Дверь в горницу внезапно распахнулась. Вбежал разрумянившийся, оживленный Николенька. Приветливо поздоровался с Денисом, подсел к отцу. Тот ласково погладил кудрявую голову мальчика, посмотрел на него с нескрываемой гордостью и неожиданно спросил:
– А ты знаешь, дружок, зачем я нынче водил тебя с собой в дело?
Николенька поднял на отца счастливые влажные глаза, ответил не задумываясь:
– Да, папа. Чтоб умереть вместе! 22
IV
Чем дальше продвигались в глубь России французские войска, тем все больше мрачнел Наполеон. Ни один из его как будто тщательно продуманных планов не осуществлялся. Разъединить и разбить по частям русские армии не удалось. Барклай не остановился в Дрисском лагере и не дал сражения под Витебском, как того желал французский император. Багратион дважды, словно мальчишку, обманул маршала Даву и привел свои войска к Смоленску, где первая и вторая армии соединились.
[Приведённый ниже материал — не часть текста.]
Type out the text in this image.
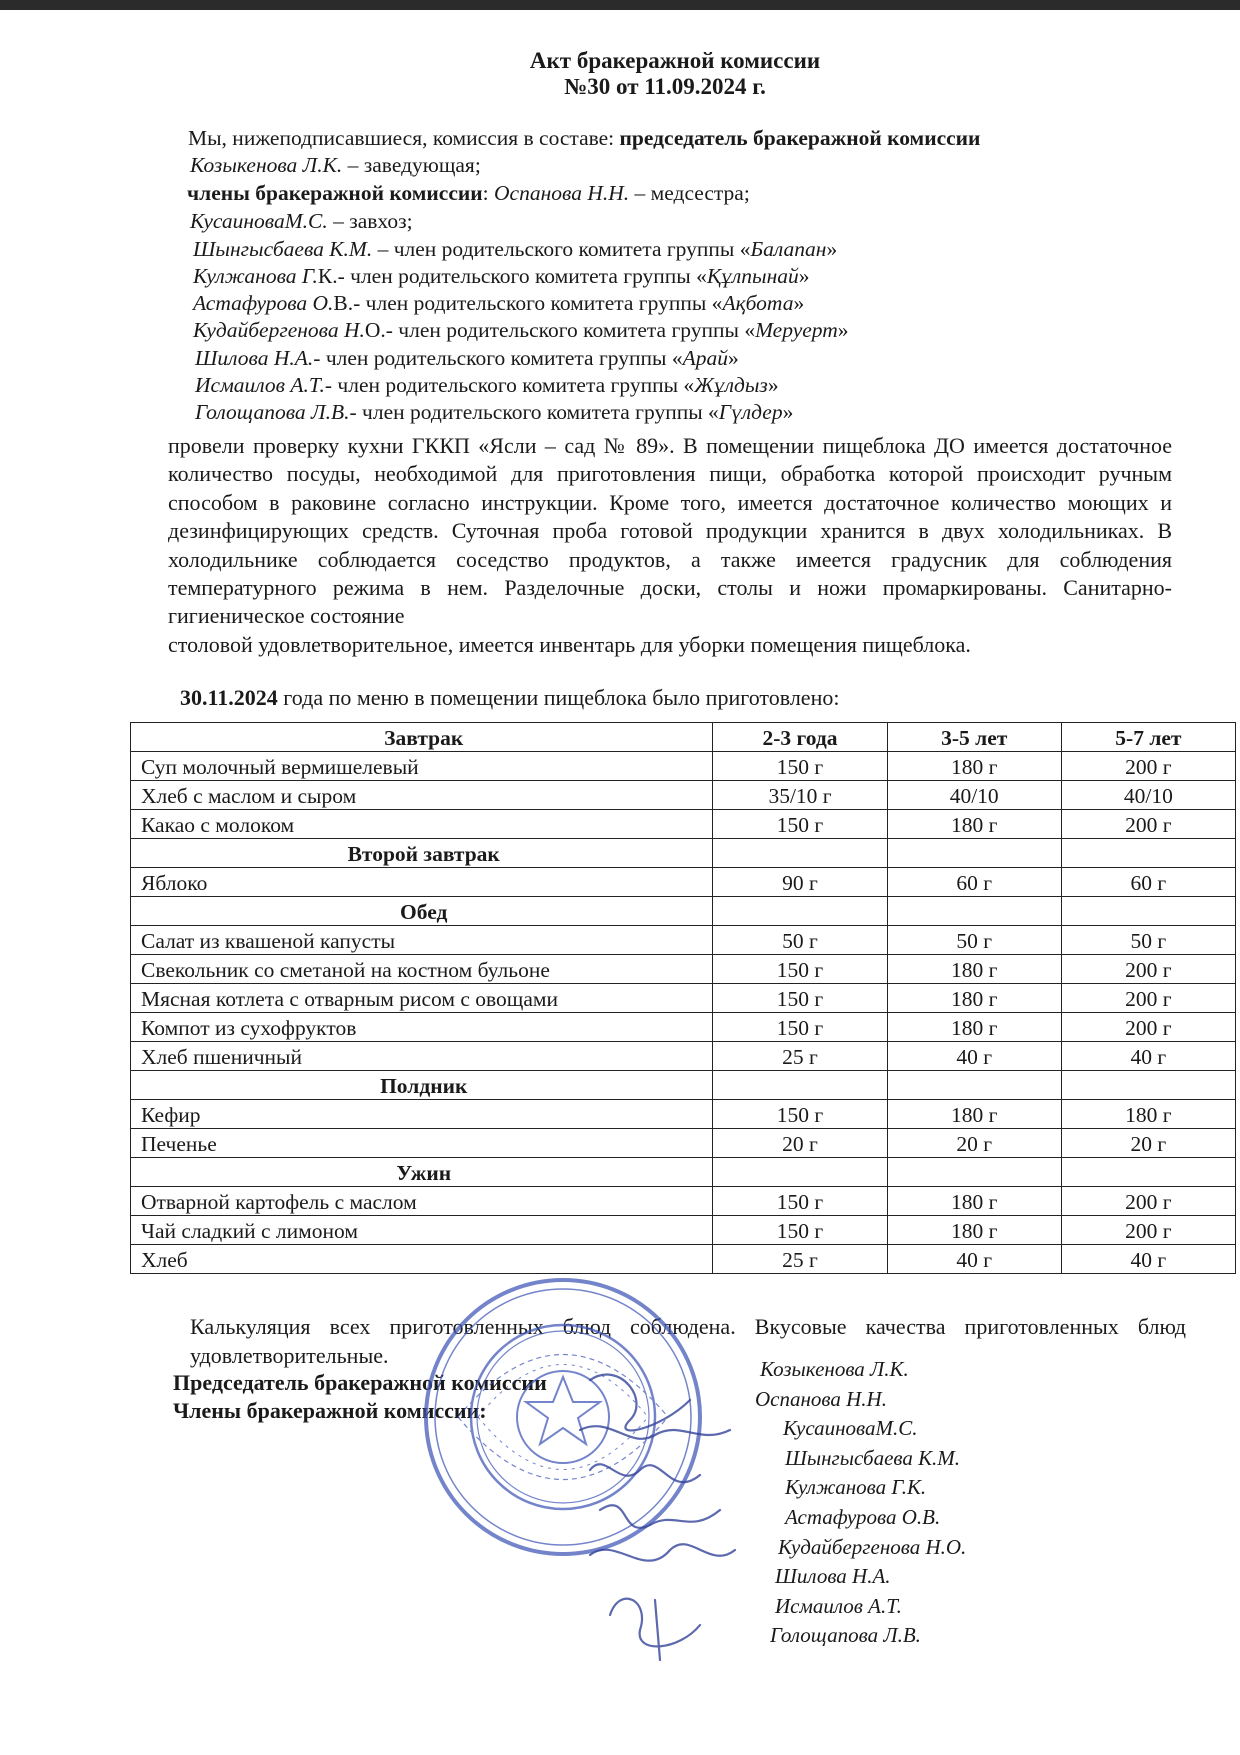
Акт бракеражной комиссии
№30 от 11.09.2024 г.
Мы, нижеподписавшиеся, комиссия в составе: председатель бракеражной комиссии
Козыкенова Л.К. – заведующая;
члены бракеражной комиссии: Оспанова Н.Н. – медсестра;
КусаиноваМ.С. – завхоз;
Шынгысбаева К.М. – член родительского комитета группы «Балапан»
Кулжанова Г.К.- член родительского комитета группы «Құлпынай»
Астафурова О.В.- член родительского комитета группы «Ақбота»
Кудайбергенова Н.О.- член родительского комитета группы «Меруерт»
Шилова Н.А.- член родительского комитета группы «Арай»
Исмаилов А.Т.- член родительского комитета группы «Жұлдыз»
Голощапова Л.В.- член родительского комитета группы «Гүлдер»
провели проверку кухни ГККП «Ясли – сад № 89». В помещении пищеблока ДО имеется достаточное количество посуды, необходимой для приготовления пищи, обработка которой происходит ручным способом в раковине согласно инструкции. Кроме того, имеется достаточное количество моющих и дезинфицирующих средств. Суточная проба готовой продукции хранится в двух холодильниках. В холодильнике соблюдается соседство продуктов, а также имеется градусник для соблюдения температурного режима в нем. Разделочные доски, столы и ножи промаркированы. Санитарно-гигиеническое состояние
столовой удовлетворительное, имеется инвентарь для уборки помещения пищеблока.
30.11.2024 года по меню в помещении пищеблока было приготовлено:
Завтрак	2-3 года	3-5 лет	5-7 лет
Суп молочный вермишелевый	150 г	180 г	200 г
Хлеб с маслом и сыром	35/10 г	40/10	40/10
Какао с молоком	150 г	180 г	200 г
Второй завтрак			
Яблоко	90 г	60 г	60 г
Обед			
Салат из квашеной капусты	50 г	50 г	50 г
Свекольник со сметаной на костном бульоне	150 г	180 г	200 г
Мясная котлета с отварным рисом с овощами	150 г	180 г	200 г
Компот из сухофруктов	150 г	180 г	200 г
Хлеб пшеничный	25 г	40 г	40 г
Полдник			
Кефир	150 г	180 г	180 г
Печенье	20 г	20 г	20 г
Ужин			
Отварной картофель с маслом	150 г	180 г	200 г
Чай сладкий с лимоном	150 г	180 г	200 г
Хлеб	25 г	40 г	40 г
Калькуляция всех приготовленных блюд соблюдена. Вкусовые качества приготовленных блюд удовлетворительные.
Председатель бракеражной комиссии
Члены бракеражной комиссии:
Козыкенова Л.К.
Оспанова Н.Н.
КусаиноваМ.С.
Шынгысбаева К.М.
Кулжанова Г.К.
Астафурова О.В.
Кудайбергенова Н.О.
Шилова Н.А.
Исмаилов А.Т.
Голощапова Л.В.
В кровопролитных столкновениях с русскими арьергардами французы, несмотря на превосходство в силах, нигде не добились решительного успеха. Русские солдаты дрались как львы. Русские генералы, по крайней мере такие, как Раевский, Дохтуров, Коновницын, Платов, оказались во многих случаях искусней прославленных французских маршалов.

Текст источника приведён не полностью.